Ochenta y tantos días llevan mis hermanos mapuches en huelga de hambre, y este país glotón saciándose con sus cenas de fin de año, con sus banquetes de palacio por la cumbre, por las reuniones de mantel largo que se les da a las visitas imperiales que vienen a degustar el salmón al pil-pil, el charquicán frufrú o las papayas con albahaca que les ofrece la Presidencia.
La vergüenza es un manjar amargo que se masca y cuesta tragar, más aún cuando se sabe que un grupo de comuneros mapuches en el sur del país se niegan a probar bocado en señal de repulsa frente a la injusticia. En señal de protesta por la maldita Ley Antiterrorista, resabios de la dictadura, que se les aplicó por defender sus derechos ancestrales.

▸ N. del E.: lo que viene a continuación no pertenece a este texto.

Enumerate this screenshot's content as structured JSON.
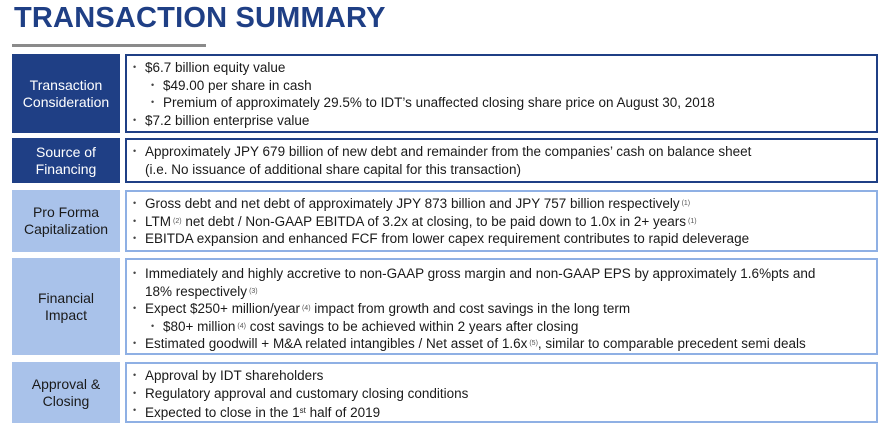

Una vez más, el bello pueblo mapuche es agredido en su propia tierra. Y digo «propia» porque estoy hablando de sus praderas verde olivar, de sus lomajes azules, amarillos, rosados que pinta el tornasol de las flores que en esta época acuarelan el paisaje sureño donde antaño la raza indómita miraba los amaneceres sin lentes de sol.
Resulta vergonzoso saber que este grupo de personas permanece encarcelado sólo por manifestarse contra el yugo cultural impuesto, por rechazar la intromisión de las transnacionales que les contaminan sus aguas claras, sus nieves eternas, su bosque nativo. Y qué hacer con esta rabia cuando vemos que los canales de televisión casi no informan de esta protesta que puede terminar con algún comunero muerto por inanición.
Algunos de ellos, como Patricia Troncoso, orinan sangre, tienen mareos y no se sostienen en pie. Nadie dice nada, y las autoridades y políticos faranduleros se hartan de comistrajos finos en los banquetes del Parlamento, cual obesos budas de la verborragia. Ojalá les dé colitis, una diarrea putrefacta que los arrastre por el váter hasta el mismísimo mar. Y ni aun así se les borra la sonrisa hipócrita que lucen para las cámaras.
Ni aun así dejan de masticar sus discursos entre canapé y canapé. Comen y comen y se comen a sí mismos en la degustación mezquina de sus manjares y exquisiteces. Comer y cagar es su dieta para no saber que el grupo mapuche se niega a probar bocado, como si este gesto fuera un negarse a parlamentar, como si este gesto de mudez se negara a asumir el lenguaje del conquistador.
«La porfía del silencio es el estandarte de un pueblo que no le dio entrevistas a la historia». No es el que calla otorga, aquí no hay nada que otorgar ni transar. En Temuco les van a construir un aeropuerto sobre las tumbas de sus antepasados.
¿Qué dirían los cuicos si se hiciera esto en su pomposo cementerio católico?
El año se termina y todos se preparan para la gran cena de Año Nuevo. Con pavo, faisán, con avestruz, con filete; mejor, pescado, dice la cuica mordiendo una aceituna rellena de anchoas. Mientras allá, en el lluvioso sur, las bocas cerradas de la tierra agonizan en su huelga de hambre.
El año se termina, cae la última hoja del calendario, también ruedan opacos lagrimones por la mejilla rugosa de una abuela machi. El año se va, vemos jirones de luces en el cielo que lo despiden con costosos fuegos artificiales. A los comuneros mapuches les enrejaron el cielo. Un estremecimiento de tripas marcará la medianoche. La carne se quema en el horno, el champaña con helado se derrite por el calor. El vahído de una náusea ancestral distorsiona el himno patrio que se escucha en casi todos los hogares chilenos.